●「有罪か無罪かは警察が決める」脳裏に焼きつく言葉
「捜査機関は、これが僕を首謀者とする日中合作の巨大組織犯罪で、林が巨万の金を隠しているという筋書きで捜査を始めました」
林さんは、自身が中華系であることに触れながら、大学内での派閥争いや人種差別も事件の背景にあったという見方を示す。

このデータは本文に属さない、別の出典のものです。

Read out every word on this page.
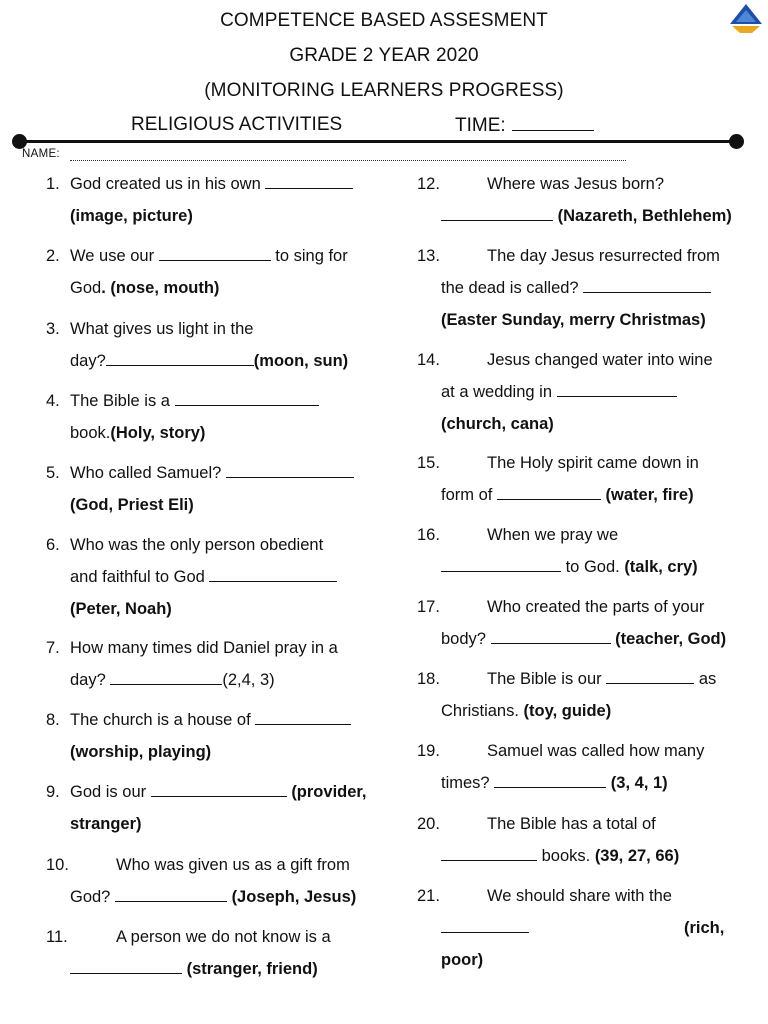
COMPETENCE BASED ASSESMENT
GRADE 2 YEAR 2020
(MONITORING LEARNERS PROGRESS)
RELIGIOUS ACTIVITIES	TIME:
NAME:
1. God created us in his own
(image, picture)
2. We use our	to sing for
God. (nose, mouth)
3. What gives us light in the
day?	(moon, sun)
4. The Bible is a
book.(Holy, story)
5. Who called Samuel?
(God, Priest Eli)
6. Who was the only person obedient
and faithful to God
(Peter, Noah)
7. How many times did Daniel pray in a
day?	(2,4, 3)
8. The church is a house of
(worship, playing)
9. God is our	(provider,
stranger)
10.	Who was given us as a gift from
God?	(Joseph, Jesus)
11.	A person we do not know is a
(stranger, friend)
12.	Where was Jesus born?
(Nazareth, Bethlehem)
13.	The day Jesus resurrected from
the dead is called?
(Easter Sunday, merry Christmas)
14.	Jesus changed water into wine
at a wedding in
(church, cana)
15.	The Holy spirit came down in
form of	(water, fire)
16.	When we pray we
to God. (talk, cry)
17.	Who created the parts of your
body?	(teacher, God)
18.	The Bible is our	as
Christians. (toy, guide)
19.	Samuel was called how many
times?	(3, 4, 1)
20.	The Bible has a total of
books. (39, 27, 66)
21.	We should share with the
(rich,
poor)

取り調べ中、岡山県警のある警部補から、こんな言葉を投げかけられたという。
「ジジイ、お前は何も知らん。警察が仕事をやらないと検察は仕事がない。裁判官は無知、無能、無責任の人。だから、有罪か無罪かは警察が決める」
取材中、林さんはこの言葉を繰り返し語った。

●共犯とされた男性が供述覆すも、有罪が確定
共犯者とされた男性は逮捕後、20日以上の身柄拘束を経て、検察官に対して「林さんの指示でやった」と供述した。
しかし、公判では供述を覆した。
弁護側は捜査段階の供述の信用性を争ったが、裁判所は伝聞証拠の例外規定を根拠に供述調書を採用し、公判証言は退けた。
林さんは「あの警察官の言葉どおりになった」と振り返る。
控訴、上告も退けられ、2007年7月に有罪判決が確定した。